Penyakit Nipah ini dikethaui belum memiliki vaksin atau obat untuk mengobati.

Sebagai informasi, awal mula ditemukan virus Nipah ini berasal dari bagian West Bengal, India.

Jumlah kasus yang dikonfirmasi saatitu yakni 5 termasuk korban dari tenaga kesehatan.

Baca Juga: Wakil Kepala BGN Nanik Sudaryati: SPPG Tidak Boleh Menolak Produk dari UMKM untuk Program MBG

Setidaknya 100 orang harus diisolasi dan dikarantina untuk mencegah penyebaran.

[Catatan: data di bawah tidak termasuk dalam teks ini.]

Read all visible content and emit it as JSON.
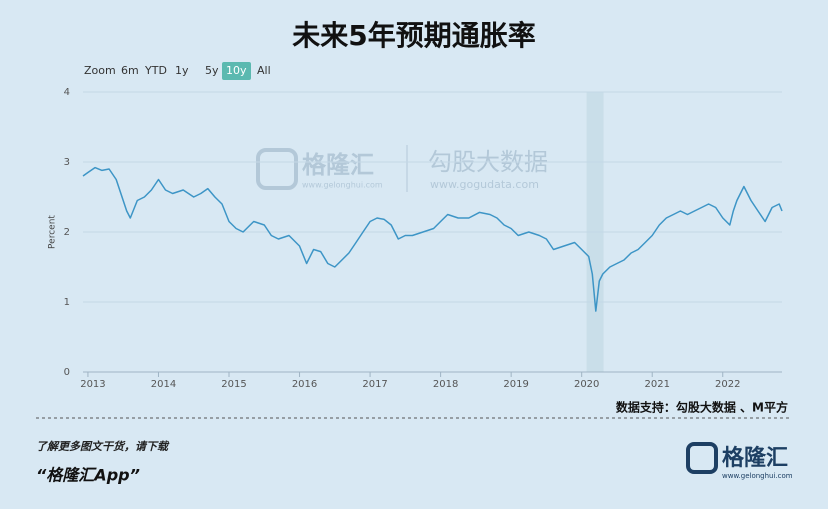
{
  "page": {
    "title": "未来5年预期通胀率",
    "zoom_label": "Zoom",
    "zoom_buttons": [
      "6m",
      "YTD",
      "1y",
      "5y",
      "10y",
      "All"
    ],
    "active_zoom": 4,
    "watermark": {
      "brand": "格隆汇",
      "brand_url": "www.gelonghui.com",
      "partner": "勾股大数据",
      "partner_url": "www.gogudata.com"
    },
    "source": "数据支持：勾股大数据 、M平方",
    "promo": "了解更多图文干货，请下载",
    "app": "“格隆汇App”",
    "logo": "格隆汇",
    "logo_url": "www.gelonghui.com"
  },
  "chart_data": {
    "type": "line",
    "ylabel": "Percent",
    "color": "#3d95c6",
    "shaded_x": [
      2020.07,
      2020.31
    ],
    "shade_color": "#c5dbe6",
    "grid": true,
    "xlim": [
      2012.93,
      2022.84
    ],
    "xticks": [
      2013,
      2014,
      2015,
      2016,
      2017,
      2018,
      2019,
      2020,
      2021,
      2022
    ],
    "ylim": [
      0,
      4
    ],
    "yticks": [
      0,
      1,
      2,
      3,
      4
    ],
    "x": [
      2012.93,
      2013.0,
      2013.1,
      2013.2,
      2013.3,
      2013.4,
      2013.45,
      2013.55,
      2013.6,
      2013.7,
      2013.8,
      2013.9,
      2014.0,
      2014.1,
      2014.2,
      2014.35,
      2014.5,
      2014.6,
      2014.7,
      2014.8,
      2014.9,
      2015.0,
      2015.1,
      2015.2,
      2015.35,
      2015.5,
      2015.6,
      2015.7,
      2015.85,
      2016.0,
      2016.1,
      2016.2,
      2016.3,
      2016.4,
      2016.5,
      2016.6,
      2016.7,
      2016.8,
      2016.9,
      2017.0,
      2017.1,
      2017.2,
      2017.3,
      2017.4,
      2017.5,
      2017.6,
      2017.75,
      2017.9,
      2018.0,
      2018.1,
      2018.25,
      2018.4,
      2018.55,
      2018.7,
      2018.8,
      2018.9,
      2019.0,
      2019.1,
      2019.25,
      2019.4,
      2019.5,
      2019.6,
      2019.75,
      2019.9,
      2020.0,
      2020.1,
      2020.15,
      2020.2,
      2020.25,
      2020.3,
      2020.4,
      2020.5,
      2020.6,
      2020.7,
      2020.8,
      2020.9,
      2021.0,
      2021.1,
      2021.2,
      2021.3,
      2021.4,
      2021.5,
      2021.6,
      2021.7,
      2021.8,
      2021.9,
      2022.0,
      2022.1,
      2022.15,
      2022.2,
      2022.3,
      2022.4,
      2022.5,
      2022.6,
      2022.7,
      2022.8,
      2022.84
    ],
    "values": [
      2.8,
      2.85,
      2.92,
      2.88,
      2.9,
      2.75,
      2.6,
      2.3,
      2.2,
      2.45,
      2.5,
      2.6,
      2.75,
      2.6,
      2.55,
      2.6,
      2.5,
      2.55,
      2.62,
      2.5,
      2.4,
      2.15,
      2.05,
      2.0,
      2.15,
      2.1,
      1.95,
      1.9,
      1.95,
      1.8,
      1.55,
      1.75,
      1.72,
      1.55,
      1.5,
      1.6,
      1.7,
      1.85,
      2.0,
      2.15,
      2.2,
      2.18,
      2.1,
      1.9,
      1.95,
      1.95,
      2.0,
      2.05,
      2.15,
      2.25,
      2.2,
      2.2,
      2.28,
      2.25,
      2.2,
      2.1,
      2.05,
      1.95,
      2.0,
      1.95,
      1.9,
      1.75,
      1.8,
      1.85,
      1.75,
      1.65,
      1.4,
      0.87,
      1.3,
      1.4,
      1.5,
      1.55,
      1.6,
      1.7,
      1.75,
      1.85,
      1.95,
      2.1,
      2.2,
      2.25,
      2.3,
      2.25,
      2.3,
      2.35,
      2.4,
      2.35,
      2.2,
      2.1,
      2.3,
      2.45,
      2.65,
      2.45,
      2.3,
      2.15,
      2.35,
      2.4,
      2.3
    ]
  }
}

Negara seperti Thailand, Nepal, Taiwan sudah melakukan peningkatan keamaan screening di bandara untuk pendatang dari wilayah terdampak.

Cara Penyebaran Virus Nipah

Penyebaran virus Nipah ini bisa terjadi dari berbagai faktor yakni kontak secara langsung dengan kelelawar buah atau hewan perentara lain seperti babi yang terinfeksi, konsumsi buah atau cairan yang terkontaminasi kotoran/air liur kelelawar, hingga kontak erat dengan penderita.

Gejala Virus Nipah

Virus ini dikethaui akan berkembang selama 4-14 hari yang menimbulkan demam tinggi, sakit kepala, batuk, mengantuk, perubahan mental hingga radang otak yang menyebabkan koma dan kematian.

Baca Juga: Memasuki Akhir Januari 2026, Cara Cek Status Penerima Bansos PKH-BPNT Tahap 1 Klik di Sini!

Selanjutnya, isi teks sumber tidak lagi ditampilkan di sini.